Many flights were canceled or delayed across the region, including at the Portland International Jetport. Boston’s Logan International Airport grounded all flights Monday morning because of the poor conditions, leading to more than 100 canceled flights and about 375 delays, according to the flight-tracking service FlightAware. At New York City area airports, nearly 80 flights were canceled and more than 90 were delayed.

Some schools in the Northeast closed or delayed their openings, and commuter rail systems were reporting weather-related delays.

In South Carolina on Sunday, the tide in Charleston Harbor reached 9.86 feet just before noon, which was the fourth-highest reading ever.

Monday’s rain and wind came a week after a storm caused flooding and power outages in the Northeast after spawning deadly tornadoes in Tennessee.

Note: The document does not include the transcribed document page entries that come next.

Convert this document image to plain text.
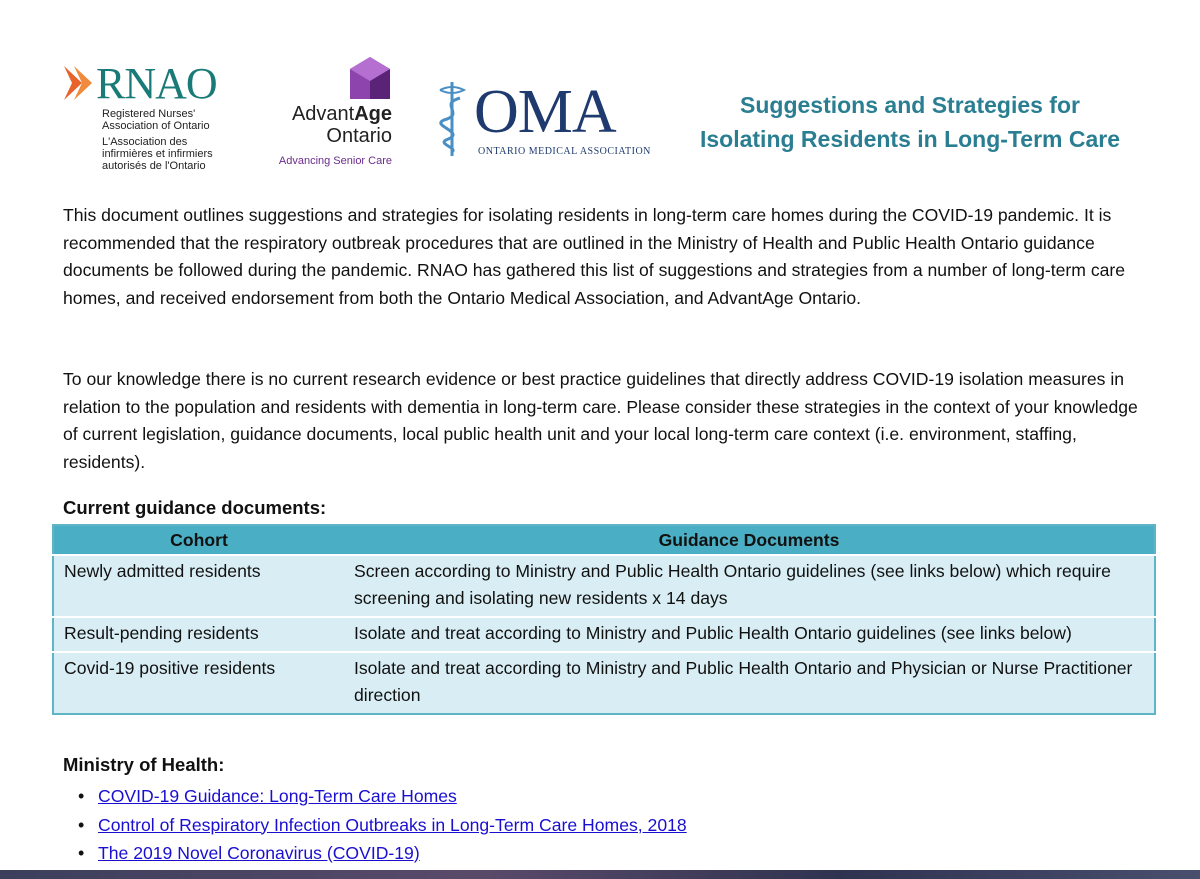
RNAO
Registered Nurses'
Association of Ontario
L'Association des
infirmières et infirmiers
autorisés de l'Ontario
AdvantAge
Ontario
Advancing Senior Care
OMA
ONTARIO MEDICAL ASSOCIATION
Suggestions and Strategies for
Isolating Residents in Long-Term Care

This document outlines suggestions and strategies for isolating residents in long-term care homes during the COVID-19 pandemic. It is recommended that the respiratory outbreak procedures that are outlined in the Ministry of Health and Public Health Ontario guidance documents be followed during the pandemic. RNAO has gathered this list of suggestions and strategies from a number of long-term care homes, and received endorsement from both the Ontario Medical Association, and AdvantAge Ontario.

To our knowledge there is no current research evidence or best practice guidelines that directly address COVID-19 isolation measures in relation to the population and residents with dementia in long-term care. Please consider these strategies in the context of your knowledge of current legislation, guidance documents, local public health unit and your local long-term care context (i.e. environment, staffing, residents).

Current guidance documents:
Cohort	Guidance Documents
Newly admitted residents	Screen according to Ministry and Public Health Ontario guidelines (see links below) which require screening and isolating new residents x 14 days
Result-pending residents	Isolate and treat according to Ministry and Public Health Ontario guidelines (see links below)
Covid-19 positive residents	Isolate and treat according to Ministry and Public Health Ontario and Physician or Nurse Practitioner direction
Ministry of Health:
• COVID-19 Guidance: Long-Term Care Homes
• Control of Respiratory Infection Outbreaks in Long-Term Care Homes, 2018
• The 2019 Novel Coronavirus (COVID-19)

A fallen tree blocks Woodman Hill Road in Minot on Monday during a strong rain and wind storm. A Maine DOT truck blocks traffic. Andree Kehn/Sun Journal

The latest National Climate Assessment shows that Maine continues to see increasing precipitation due to climate change. The number of extreme rain and snow events has increased 62% in the Northeast, the largest increase in the nation.

“There is something to be said about the frequency of events like this in the future,” Palmer said. “Research does show that these warm, heavy rain events could happen more often in winter.”


Staff Writer Stephen Singer contributed to this report.